08 Apr 2008 | Já não existem dúvidas de que os EUA atravessam a maior crise financeira desde a Segunda Guerra Mundial.

Já não existem dúvidas de que os EUA atravessam a maior crise financeira desde a Segunda Guerra Mundial, e já provocou o colapso do quinto banco de investimento norte-americano (Bear Stearns), e, ainda, colocou a maior economia do sistema mundial no que pode ser sua pior recessão em 30 anos. As repercussões destes acontecimentos têm afundado os mercados bursáteis de todo o mundo. Por sua vez, isso obrigou o Banco Central norte-americano (FED, por sua sigla em inglês) a realizar a mais audaz e comprometida intervenção nos mercados financeiros desde a crise dos anos 30.

O sistema financeiro ã beira de um colapso.

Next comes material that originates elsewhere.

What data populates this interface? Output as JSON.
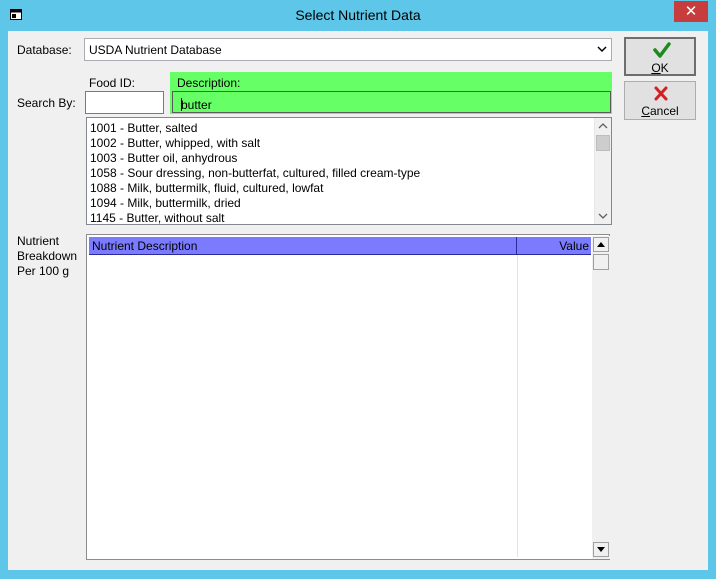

A combinação da brutal queda do preço das moradias e da implosão do mercado de créditos, não só anuncia uma forte recessão nos EUA, como mais importante ainda, pode fazer colapsar o conjunto de seu sistema financeiro. Este último perigo é o que explica as medidas excepcionais da FED.
Contrariamente ao que se crê, a crise da bolsa de 1929 não foi o momento de definição da Grande Depressão. O que era uma recessão comum se transformou em uma depressão por conta das corridas bancárias que tomaram conta dos EUA entre 1930 e 1931. Estas corridas que se desencadearam foram se propagando, uma vez que os bancos que sobreviviam tratavam de reunir efetivos, mediante a tomada de empréstimo, gerando um círculo vicioso em que as corridas bancárias ocasionaram uma contração de crédito, resultando em mais falências empresariais. O corolário: a pior contração do PIB em toda sua história. Com este precedente catastrófico rondando sobre suas cabeças, o presidente da FED, Ben Bernanke, utilizou a chamada “opção nuclear” [1]. O resgate do Bear Stearns, ainda que nunca se poderá saber com certeza, preveniu a liquefação do gigantesco mercado de derivados.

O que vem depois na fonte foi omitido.